Notícias do nosso Desfralde

novembro 21, 2015

O tempo é curto e ruge, mas hoje nasceu mais um relatinho do nosso desfralde!
Amanhã completamos uma semana.
Pode ser (e é!) coisa de mãe coruja, mas eu estou muito surpresa com a facilidade que o desfralde está sendo por aqui. Prá ter uma ideia (odeio ideia sem acento! ), iniciamos no sábado, e desde  terça, estamos sem nenhum,  nenhumzinho acidente!
O dia mais complicado até agora foi segunda-feira, primeiro dia sem fralda na escola. Fez uma vez só pela manhã no banheiro e o resto do dia foram de escapadas.
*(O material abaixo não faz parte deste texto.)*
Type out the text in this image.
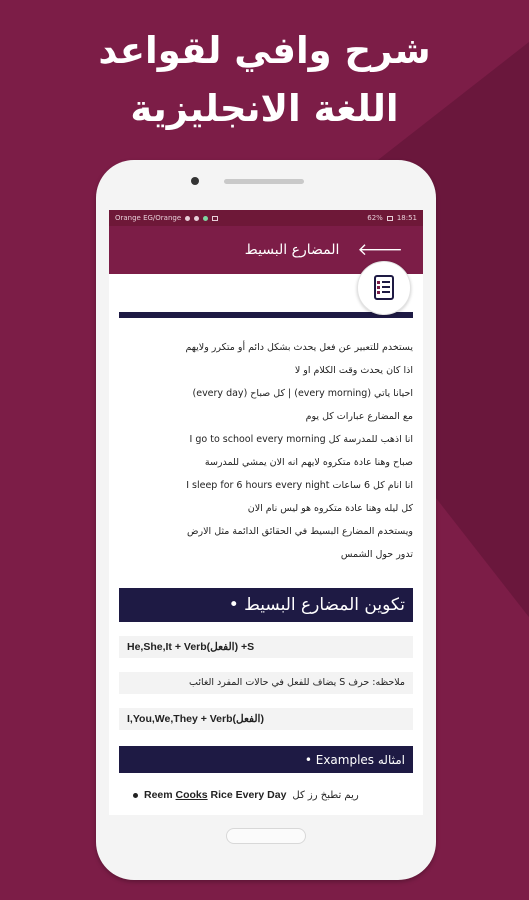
شرح وافي لقواعد
اللغة الانجليزية
Orange EG/Orange	62% 18:51
المضارع البسيط 🡐
يستخدم للتعبير عن فعل يحدث بشكل دائم أو متكرر ولايهم
اذا كان يحدث وقت الكلام او لا
احيانا ياتي (every morning) | كل صباح (every day)
مع المضارع عبارات كل يوم
انا اذهب للمدرسة كل I go to school every morning
صباح وهنا عادة متكروه لايهم انه الان يمشي للمدرسة
انا انام كل 6 ساعات I sleep for 6 hours every night
كل ليله وهنا عادة متكروه هو ليس نام الان
ويستخدم المضارع البسيط في الحقائق الدائمة مثل الارض
تدور حول الشمس
تكوين المضارع البسيط •
He,She,It + Verb(الفعل) +S
ملاحظه: حرف S يضاف للفعل في حالات المفرد الغائب
I,You,We,They + Verb(الفعل)
امثاله Examples •
Reem Cooks Rice Every Day ريم تطبخ رز كل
Cheguei para buscá-la e ela veio correndo, me abraçou e pediu desculpas. Ainnnnn, fiquei arrasada. Disse pra ela que não precisava pedir desculpas, que era normal acontecer e que eu ajudaria ela a passarmos por este momento. Felizmente, depois desta conversa minha boneca não teve mais nenhuma intercorrência.
Acho que a missão foi executada com sucesso!!!
Eu super feliz e orgulhosa dela.
Ela, cheia de si! Coisa linda de ver.
Mas desta experiência,  o que tenho tido mais clareza,  é de que mais do que pressa em nos livrarmos das fraldas,  e aquela fissura de desfraldar quanto antes melhor,  é que nós pais temos que ter  responsabilidade sob o impacto de uma etapa queimada no desenvolvimento da criança. Digo no sentido de apurar um desfralde sem a criança estar pronta, o que pode acarretar em traumas e um processo doloroso e sofrido para a criança.
Aqui conseguimos sem choro, sem gritos, nem stress. Tudo dialogado e combinado. Tudo no seu tempo.
Tá bem que existem teorias e práticas de  pais que conseguem fazer com que bebês nem usem fraldas. Já ouviu falar no “Elimination Communication”?
“O método, a grosso modo, consiste em os pais perceberem os sinais de que o bebê está com vontade de fazer xixi ou cocô, levá-los rapidamente para a privada ou a pia, retirar a calça e estimulá-los a fazer suas necessidades fisiológicas fazendo barulhos como shhhh ou pfff. A ideia é associar o barulho ao ato de urinar e defecar, condicionando assim a criança, daí o nome comunicação de eliminação. Como deixa claro o site Diaper Free Baby, não se trata de desfraldar o bebê, mas de ensiná-lo a entender e dar sinais quando a vontade de fazer xixi ou cocô chega. E uma vez que isso é alcançado, não existe a necessidade da etapa do desfralde.” (Texto publicado no site mundoovo.com.br, que eu gosto bastante de acompanhar).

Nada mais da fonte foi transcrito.